INSIGHTS

Why CATL Is Betting Big on Batteries That Don't Drive

CATL aims to double energy storage sales to 50% by 2030, tightening EV battery supply and raising costs for automakers.

6 Jul 2026

Large silver CATL Shenxing Battery III pack on display under green stage lighting at an industry event

CATL, the world's largest maker of electric vehicle batteries, has set a target that would reshape both the EV market and the global energy storage sector. Energy storage already makes up 25 per cent of the Chinese group's sales. Management wants that figure to reach 50 per cent by 2030, a goal that implies shifting manufacturing capacity away from EV batteries.

The move reflects sound commercial logic. Grid-scale and industrial storage demand is rising worldwide, and it offers longer contracts and steadier margins than the crowded EV supply chain. Still, redirecting half of output toward storage leaves automakers facing a tighter battery market than before.
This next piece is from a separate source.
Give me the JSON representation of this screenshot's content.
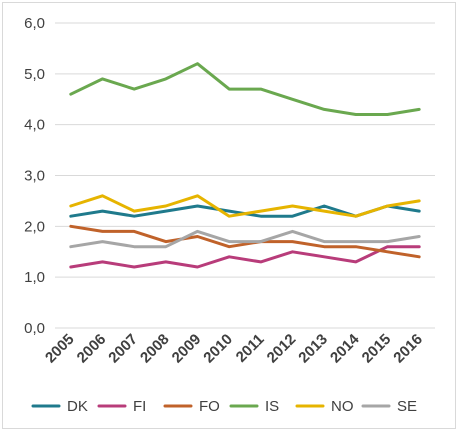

Vehicle production costs would likely rise if battery supply narrows, adding pressure at a time when buyers are already sensitive to price. Research from the Dallas Federal Reserve identifies input cost volatility as one of the sharpest risks facing the auto sector this year. A sustained tightening of battery supply would add to that strain.

Ford Energy occupies an unusually delicate spot. It operates under a licensing deal with CATL for battery technology, yet it competes directly with CATL in the energy storage market,  the same market now drawing away its supplier's capacity. That overlap creates both a sourcing risk and a strategic dilemma for Ford's management.

Timing matters most for companies weighing fleet electrification or storage investments. Procurement plans built on current battery prices may need revisiting well before 2030. Firms that diversify their battery sourcing or secure long-term supply deals early stand to gain a cost advantage as the market tightens. How quickly rivals adjust, and whether CATL holds its 50 per cent target, will shape battery pricing for the rest of the decade.